Trump agonistes

You would have to go back to Nixon — a partisan context in which it was possible for a presidential candidate to win 49 states, a Supreme Court justice resign to hand his seat to an opposition president for receiving a payment Clarence Thomas would consider an insult, and a party’s leading senators would tell a president of their own party they should resign ahead of conviction — to find a president whose approval collapsed as quickly and badly as Trump’s:
One year ago this week, Donald Trump was sworn in as the 47th President of the United States. He entered office with a net approval rating of +5 in the FiftyPlusOne.news approval rating aggregate. Despite a tumultuous first term — which ended with the president posting his worst-ever numbers after the January 6 insurrection — voters, it seemed, were willing to give him another shot.
They are no longer willing to give him that chance. Trump sits at an -16 net job approval on average today, down from +5 on his first day in office. His 21-point drop is the worst first-year performance, in the eyes of public opinion, of any president’s first term going back to at least 1948. If you compare the last year to other second-term presidencies, Trump’s is still the worst first-year performance of any president in the modern polling, with one exception: Richard Nixon (who was consumed by Watergate and other national crises at this point in his term).

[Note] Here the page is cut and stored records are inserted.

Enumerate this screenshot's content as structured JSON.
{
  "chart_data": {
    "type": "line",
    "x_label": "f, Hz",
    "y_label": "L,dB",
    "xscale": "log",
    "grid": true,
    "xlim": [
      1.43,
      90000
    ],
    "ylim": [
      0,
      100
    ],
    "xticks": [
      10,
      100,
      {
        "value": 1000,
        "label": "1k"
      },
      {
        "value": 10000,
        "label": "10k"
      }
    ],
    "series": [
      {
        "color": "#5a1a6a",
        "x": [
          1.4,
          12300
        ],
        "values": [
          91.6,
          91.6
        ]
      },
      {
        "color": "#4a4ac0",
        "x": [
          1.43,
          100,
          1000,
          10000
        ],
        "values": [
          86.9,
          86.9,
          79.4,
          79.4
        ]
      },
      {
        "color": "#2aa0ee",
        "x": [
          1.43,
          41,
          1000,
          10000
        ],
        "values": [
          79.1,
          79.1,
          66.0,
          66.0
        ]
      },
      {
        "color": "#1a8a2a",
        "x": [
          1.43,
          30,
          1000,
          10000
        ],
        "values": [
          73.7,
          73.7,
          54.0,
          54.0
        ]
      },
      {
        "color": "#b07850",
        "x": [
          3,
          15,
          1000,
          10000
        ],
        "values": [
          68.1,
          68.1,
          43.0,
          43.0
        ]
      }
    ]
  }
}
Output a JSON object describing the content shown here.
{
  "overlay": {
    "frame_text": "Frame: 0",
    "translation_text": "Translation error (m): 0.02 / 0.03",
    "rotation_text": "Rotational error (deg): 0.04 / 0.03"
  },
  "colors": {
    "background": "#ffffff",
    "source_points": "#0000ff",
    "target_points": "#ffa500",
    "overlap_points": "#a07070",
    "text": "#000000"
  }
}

Either way, Trump is in historically bad company.
As The New York Times reported this week, Trump’s support among key groups he persuaded to vote for him in 2024 — notably, young, Black, and Latino voters — has now sunk below levels measured in the run-up to the 2020 election (which Trump lost to Joe Biden by 4.5 points in the national popular vote).
Again, persuading a lot of swing voters and a lot of the press that a second Trump administration would be a caretaker presidency that for all the bluster would just bring 2018 back was a very effective campaign strategy, but the 2025 Project Presidency has therefore been disastrous as a governing strategy.
This is a good time to revisit the kind of stuff Patrick Healy — having driven Krugman from the New York Times — was writing while convening “why is Trump so overwhelmingly popular?” panels when things were starting to turn:
I want to bear down on the idea that more Americans think the country is on the right track with Trump. I have three theories to stress-test with you — or else I want to hear your own.
One: Authoritarians are popular, until they aren’t — that’s how it works.
Two: The enthusiasm is a honeymoon stemming from the November election, where Democrats got a big comeuppance from Trump.
Three: A lot of Americans think Trump is generally right in both his diagnosis and Rx of government — that nothing terribly bad is going to happen, that the State Department can run foreign aid and the Treasury and the states can run Education Department programs, that tariffs will be a net positive in the long run, and that for all the sound and fury (and illegality), Trump 2.0 is trying to help America avoid becoming like societies struggling with long-term decline, weak national identities and sclerotic economies.
“Nothing terribly bad is going to happen” — the song of 2024, and it’s regrettable so many voters didn’t figure out they were being bullshitted by cynics until it was too late.